Она искала — и, идя за гробом матери, Иоанн решил, что любит её.
Консерваторы потерпели сокрушительное поражение, показав, как выразился лидер парламентской оппозиции, «полное непонимание вызовов, стоящих перед страной в XXI веке». Их обвинили во всех смертных грехах, от экономического кризиса до непомерного роста налогов, от подстрекательств к распаду ЕС (тут своё слово сказал владевший Европарламентом «Альянс за прогресс») до неспособности разрешить кризис «Исламского возрождения» и отстаивать интересы Европы, не становясь второй скрипкой США. Отсутствие внятного и понятного избирателю стратегического взгляда на европейские проблемы забило последний гвоздь в крышку их гроба.
Либералы заполонили Вестминстерский дворец, и Его Величество король обратился к лидеру партии с просьбой сформировать правительство. Кабинет в Форин-офисе освободился, и на Даунинг-стрит раздался звонок из Брюсселя; премьер-министру назвали только одну фамилию. Старый любитель гребли, уже десять лет сидевший в «Треугольном доме», своего добился.
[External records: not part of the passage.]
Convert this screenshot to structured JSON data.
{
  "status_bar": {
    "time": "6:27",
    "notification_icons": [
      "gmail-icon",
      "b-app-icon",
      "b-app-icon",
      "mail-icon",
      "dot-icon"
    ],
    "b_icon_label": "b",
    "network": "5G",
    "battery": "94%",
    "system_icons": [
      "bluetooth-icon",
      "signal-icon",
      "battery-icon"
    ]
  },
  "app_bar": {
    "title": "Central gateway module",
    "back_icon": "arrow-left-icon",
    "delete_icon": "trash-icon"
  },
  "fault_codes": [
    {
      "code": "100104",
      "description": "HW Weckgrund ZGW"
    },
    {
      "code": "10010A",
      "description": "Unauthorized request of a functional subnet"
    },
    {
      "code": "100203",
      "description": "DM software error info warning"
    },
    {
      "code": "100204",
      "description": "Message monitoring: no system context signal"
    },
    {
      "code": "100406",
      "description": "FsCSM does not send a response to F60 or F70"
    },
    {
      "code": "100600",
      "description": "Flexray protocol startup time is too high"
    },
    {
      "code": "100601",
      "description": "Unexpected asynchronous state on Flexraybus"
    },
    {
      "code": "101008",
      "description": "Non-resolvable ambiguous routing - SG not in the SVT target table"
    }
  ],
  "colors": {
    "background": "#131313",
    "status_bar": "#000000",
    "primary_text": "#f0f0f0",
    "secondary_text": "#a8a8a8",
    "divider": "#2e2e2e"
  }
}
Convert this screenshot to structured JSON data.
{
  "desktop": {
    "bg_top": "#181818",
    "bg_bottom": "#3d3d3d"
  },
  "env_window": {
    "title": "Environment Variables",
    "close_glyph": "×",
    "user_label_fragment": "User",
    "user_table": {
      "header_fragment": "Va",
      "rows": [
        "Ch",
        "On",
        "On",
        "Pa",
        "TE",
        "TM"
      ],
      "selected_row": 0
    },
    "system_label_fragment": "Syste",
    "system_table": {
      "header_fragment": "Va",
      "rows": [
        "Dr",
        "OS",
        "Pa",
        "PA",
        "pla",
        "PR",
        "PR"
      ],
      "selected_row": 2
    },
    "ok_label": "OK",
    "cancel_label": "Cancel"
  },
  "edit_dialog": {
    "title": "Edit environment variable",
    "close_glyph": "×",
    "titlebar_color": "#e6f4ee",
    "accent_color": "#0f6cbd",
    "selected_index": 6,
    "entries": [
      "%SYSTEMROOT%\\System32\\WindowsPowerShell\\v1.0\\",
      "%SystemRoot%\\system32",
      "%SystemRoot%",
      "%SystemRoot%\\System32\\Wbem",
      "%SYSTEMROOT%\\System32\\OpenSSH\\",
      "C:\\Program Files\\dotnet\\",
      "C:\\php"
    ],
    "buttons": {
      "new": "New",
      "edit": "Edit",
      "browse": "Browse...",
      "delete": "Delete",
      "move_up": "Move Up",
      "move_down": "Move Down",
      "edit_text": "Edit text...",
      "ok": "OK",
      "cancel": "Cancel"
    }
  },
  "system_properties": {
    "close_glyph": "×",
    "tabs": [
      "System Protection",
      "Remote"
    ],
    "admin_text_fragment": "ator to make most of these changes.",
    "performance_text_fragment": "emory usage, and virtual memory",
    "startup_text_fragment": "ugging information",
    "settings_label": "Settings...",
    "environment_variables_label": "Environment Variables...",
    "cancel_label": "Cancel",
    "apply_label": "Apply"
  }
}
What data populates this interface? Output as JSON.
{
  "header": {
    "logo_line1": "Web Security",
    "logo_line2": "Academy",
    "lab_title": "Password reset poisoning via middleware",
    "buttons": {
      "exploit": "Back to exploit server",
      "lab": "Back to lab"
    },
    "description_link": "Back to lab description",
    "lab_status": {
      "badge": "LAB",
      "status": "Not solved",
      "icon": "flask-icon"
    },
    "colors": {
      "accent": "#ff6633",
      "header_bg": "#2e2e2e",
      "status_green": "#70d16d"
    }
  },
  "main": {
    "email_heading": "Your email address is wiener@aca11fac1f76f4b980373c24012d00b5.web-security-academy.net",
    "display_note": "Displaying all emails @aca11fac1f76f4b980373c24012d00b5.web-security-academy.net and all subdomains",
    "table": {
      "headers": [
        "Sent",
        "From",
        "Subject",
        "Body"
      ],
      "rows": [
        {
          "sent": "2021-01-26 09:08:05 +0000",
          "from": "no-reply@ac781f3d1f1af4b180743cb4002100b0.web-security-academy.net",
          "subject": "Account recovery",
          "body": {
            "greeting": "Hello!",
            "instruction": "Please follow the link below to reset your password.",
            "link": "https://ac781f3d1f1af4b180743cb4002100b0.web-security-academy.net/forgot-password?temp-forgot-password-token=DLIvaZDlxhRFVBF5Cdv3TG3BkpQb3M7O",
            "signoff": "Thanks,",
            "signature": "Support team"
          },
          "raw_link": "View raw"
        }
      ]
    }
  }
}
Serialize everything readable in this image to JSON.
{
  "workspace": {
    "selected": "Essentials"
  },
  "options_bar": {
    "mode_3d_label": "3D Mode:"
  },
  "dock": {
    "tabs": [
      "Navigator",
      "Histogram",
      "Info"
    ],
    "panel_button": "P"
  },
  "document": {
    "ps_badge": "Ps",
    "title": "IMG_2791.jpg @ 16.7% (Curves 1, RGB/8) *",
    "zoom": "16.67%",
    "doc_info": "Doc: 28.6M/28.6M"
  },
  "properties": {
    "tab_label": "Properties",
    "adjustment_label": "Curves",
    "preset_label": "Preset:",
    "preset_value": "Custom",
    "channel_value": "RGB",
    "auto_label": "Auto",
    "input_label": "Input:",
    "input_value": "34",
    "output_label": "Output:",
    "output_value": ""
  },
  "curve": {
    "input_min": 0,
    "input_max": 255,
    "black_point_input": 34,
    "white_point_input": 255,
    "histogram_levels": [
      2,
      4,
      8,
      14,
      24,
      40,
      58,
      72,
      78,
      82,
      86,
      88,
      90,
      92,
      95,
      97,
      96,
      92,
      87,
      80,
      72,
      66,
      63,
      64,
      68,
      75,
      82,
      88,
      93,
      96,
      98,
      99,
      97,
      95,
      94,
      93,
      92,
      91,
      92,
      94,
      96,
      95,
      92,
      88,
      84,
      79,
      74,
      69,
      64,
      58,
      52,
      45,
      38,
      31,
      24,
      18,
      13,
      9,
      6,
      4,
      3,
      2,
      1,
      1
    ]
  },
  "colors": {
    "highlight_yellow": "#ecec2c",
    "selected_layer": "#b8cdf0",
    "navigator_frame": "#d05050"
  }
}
Иоанну позвонили, когда он заканчивал «Бесконечную весну». Светило яркое солнце, на улице потеплело; он сидел в своей детской комнате, переоборудованной в рабочий кабинет, и смотрел, как белое поле на мониторе заполняется цепочками букв, образующих слова и предложения. Он подошёл к концу. Он мог писать эту книгу всю жизнь, но — четыре года спустя — понял, что пора поставить точку.
Ему помешали.
Он согласился на предложение, а когда связь оборвалась, в раздражении бросил коммуникатор на стол и обхватил голову руками. Он потерял мысль. Оставалась всего пара абзацев, а он потерял мысль. «Повседневная суета опять отняла у меня тебя, рыжая, — подумал он, — твой ускользающий образ… Будьте вы все прокляты!»
Он засмеялся. Мемуары о войне в Таиланде превратились в полуфантастические воспоминания, счастливую сказку об их жизни с Мэри, слегка сдобренной сверху — для интереса — военными приключениями и рассуждениями о добре и зле; Иоанн пролистал текст и увидел, что многие фразы почти целиком позаимствованы из «Конституции сердца». Видимо, «Бесконечная весна» — это его собственная Конституция, Конституция его сердца.
Так и следует закончить? В таком случае, почему он переживает, как будто слова не сами перебегут на экран прямиком из его головы?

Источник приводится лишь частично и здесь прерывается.